Avec l'Association Ségrafo, qui fêtait ses 10 ans le 22 janvier dernier (lire ci-contre), Pascal Le Cœur, de la Chambre d'agriculture du Finistère, a suivi quelques exploitations bretonnes équipées d'un système de séchage du foin en grange. Il a, ainsi, pu identifier les points essentiels qui conditionnent la rentabilité de tels systèmes. Il annonce la couleur : "aujourd'hui il faut vraiment se fixer, en premier lieu, un montant de charges opérationnelles de l'atelier bovin à moins de 100 euros / 1000 litres." Côté coût alimentaire "vaches laitières", il fixe la barre à moins de 40 euros les 1000 L vendus.
L'herbe au sens large
Et, quand bien même on opte pour la technique du séchage en grange, c'est avant tout la maximisation du pâturage qui doit être visée, pour obtenir ce faible coût alimentaire. "La base de l'alimentation doit rester, autant que faire se peut, le pâturage", rappelle Pascal Le Coeur. Distillant au passage des clés pour produire de l'herbe à faible coût : valoriser les engrais de ferme sur des associations graminées-légumineuses adaptées (associations simples pour le pâturage, multi-espèces pour la fauche et le pâturage), contrôler le coût global de sa chaîne de récolte (pas de double équipement)... Pour qui opte pour un séchoir, le conseiller préconise d'y mettre des produits de haute valeur ajoutée, en respectant certaines règles comme le fait de récolter à un stade précoce. Si la contrainte du maïs fourrage est le manque de protéines, celle du foin ventilé est un niveau énergétique inférieur. Or, le foin ventilé récupère une partie de la valeur par la fauche d'un fourrage plus jeune.
Faire un vrai choix
L'investissement principal, lorsque l'on opte pour le séchage, est le bâtiment. D'où la nouvelle mise en garde de Pascal Le Cœur : "si on investit dans un séchoir, il faut faire résolument le choix de l'herbe, et ne pas rester à mi chemin entre un système maïs et un système herbe, ce qui implique de conserver des équipements pour les deux et de ne pas être vraiment disponible pour les pointes de travail." Hors autochargeuse, l'investissement dans un séchoir varie en fonction de sa capacité mais se situe difficilement au-dessous des 100 000 – 200 000 euros. Autrement dit, un investissement qu'on ne fait pas sur un coup de tête. Pour le conseiller, c'est en fait l'aptitude à pâturer qui doit conditionner la dimension de son investissement. Tout le raisonnement doit partir de là.
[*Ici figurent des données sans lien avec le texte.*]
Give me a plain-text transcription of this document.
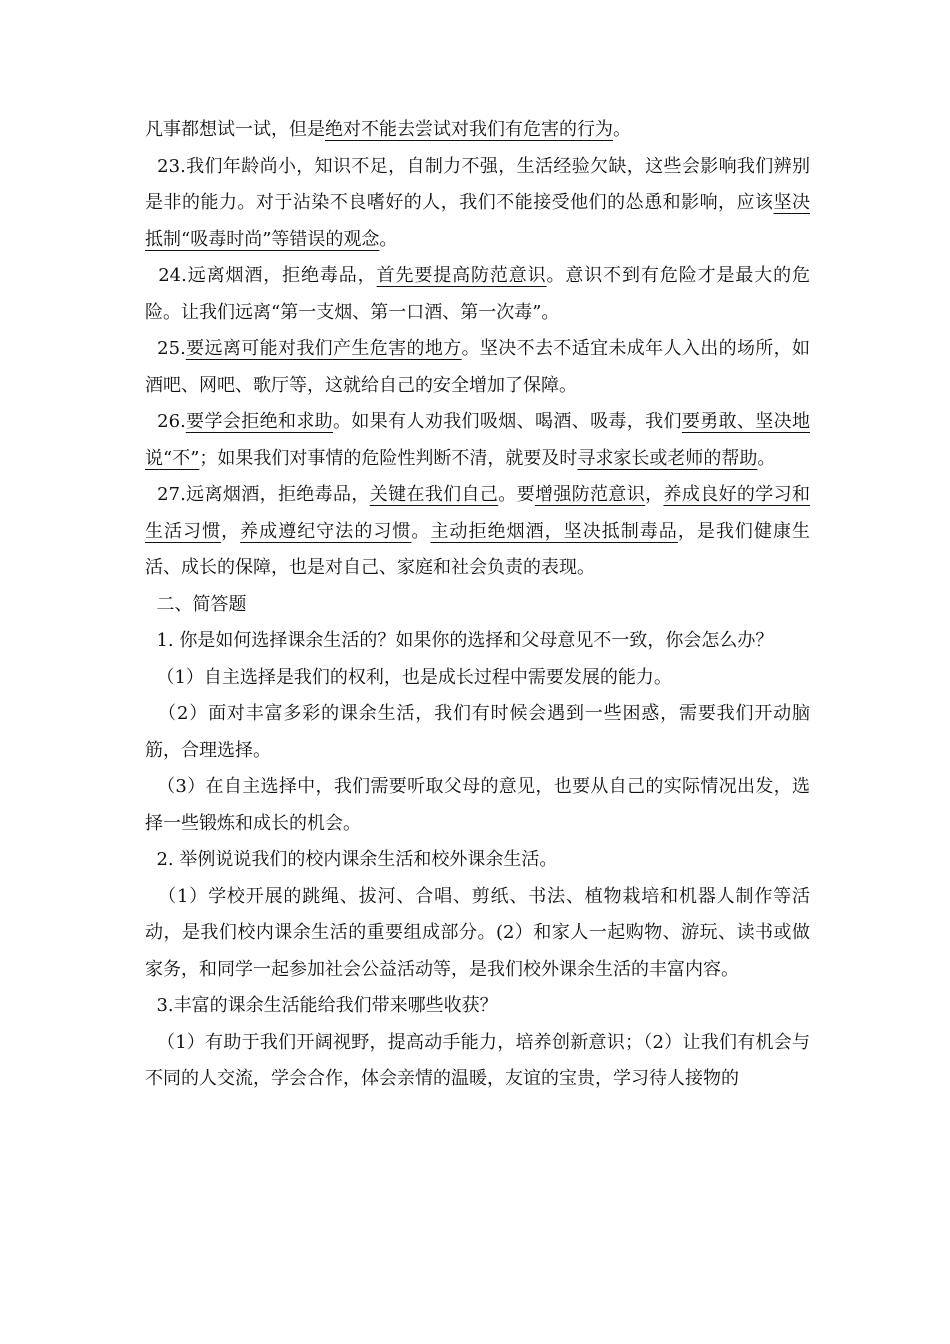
凡事都想试一试，但是绝对不能去尝试对我们有危害的行为。

23.我们年龄尚小，知识不足，自制力不强，生活经验欠缺，这些会影响我们辨别是非的能力。对于沾染不良嗜好的人，我们不能接受他们的怂恿和影响，应该坚决抵制“吸毒时尚”等错误的观念。

24.远离烟酒，拒绝毒品，首先要提高防范意识。意识不到有危险才是最大的危险。让我们远离“第一支烟、第一口酒、第一次毒”。

25.要远离可能对我们产生危害的地方。坚决不去不适宜未成年人入出的场所，如酒吧、网吧、歌厅等，这就给自己的安全增加了保障。

26.要学会拒绝和求助。如果有人劝我们吸烟、喝酒、吸毒，我们要勇敢、坚决地说“不”；如果我们对事情的危险性判断不清，就要及时寻求家长或老师的帮助。

27.远离烟酒，拒绝毒品，关键在我们自己。要增强防范意识，养成良好的学习和生活习惯，养成遵纪守法的习惯。主动拒绝烟酒，坚决抵制毒品，是我们健康生活、成长的保障，也是对自己、家庭和社会负责的表现。

二、简答题

1. 你是如何选择课余生活的？如果你的选择和父母意见不一致，你会怎么办？

（1）自主选择是我们的权利，也是成长过程中需要发展的能力。

（2）面对丰富多彩的课余生活，我们有时候会遇到一些困惑，需要我们开动脑筋，合理选择。

（3）在自主选择中，我们需要听取父母的意见，也要从自己的实际情况出发，选择一些锻炼和成长的机会。

2. 举例说说我们的校内课余生活和校外课余生活。

（1）学校开展的跳绳、拔河、合唱、剪纸、书法、植物栽培和机器人制作等活动，是我们校内课余生活的重要组成部分。(2）和家人一起购物、游玩、读书或做家务，和同学一起参加社会公益活动等，是我们校外课余生活的丰富内容。

3.丰富的课余生活能给我们带来哪些收获？

（1）有助于我们开阔视野，提高动手能力，培养创新意识；（2）让我们有机会与不同的人交流，学会合作，体会亲情的温暖，友谊的宝贵，学习待人接物的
Se poser la question du bio
Reste la question de la rentabilité du système. Sans dévoiler de résultats moyens obtenus par les exploitations qu'il a suivi, Pascal Le Cœur confirme que certains d'entre elles, respectant l'ensemble des critères cités et disposant d'un bon recul sur la technique, parviennent à dégager des EBE avant main-d'œuvre de 300 euros les 1000 L. "Ils ont tous les clignotants au vert", commente-t-il. Avant de préciser tout de même que, pour quiconque s'intéresse au séchage, il est de bon ton de commencer à réfléchir, dans la foulée, à une conversion à l'agriculture biologique. "Je ne dis pas qu'il faut passer en bio. Je dis que la plus-value bio est un complément précieux pour l'efficacité du système de production, sachant qu'un système herbager peut accéder au cahier des charges de l'AB."
Anne-Laure Lussou
Ségrafo, 10 ans d'action
L'association Ségrafo Ouest s'est créé en 2000, à l'initiative d'une poignée d'agriculteurs de Bretagne et de Pays-de-la-Loire, se fixant pour mission d'assurer le développement et la promotion de la technique du séchage en grange. Aujourd'hui, l'association compte 190 adhérents, avec un objectif de plus de 200 en 2010. Elle emploie 2,5 animateurs. Le développement du photovoltaïque lui ouvre des horizons nouveaux, la mise en place de panneaux sur un bâtiment pouvant le financer en partie. Mais les responsables de l'Association restent prudents sur ce point, car l'ajout de panneaux impose de veiller à toute une série de critères supplémentaires (circulation de l'air directement sous les panneaux, etc.).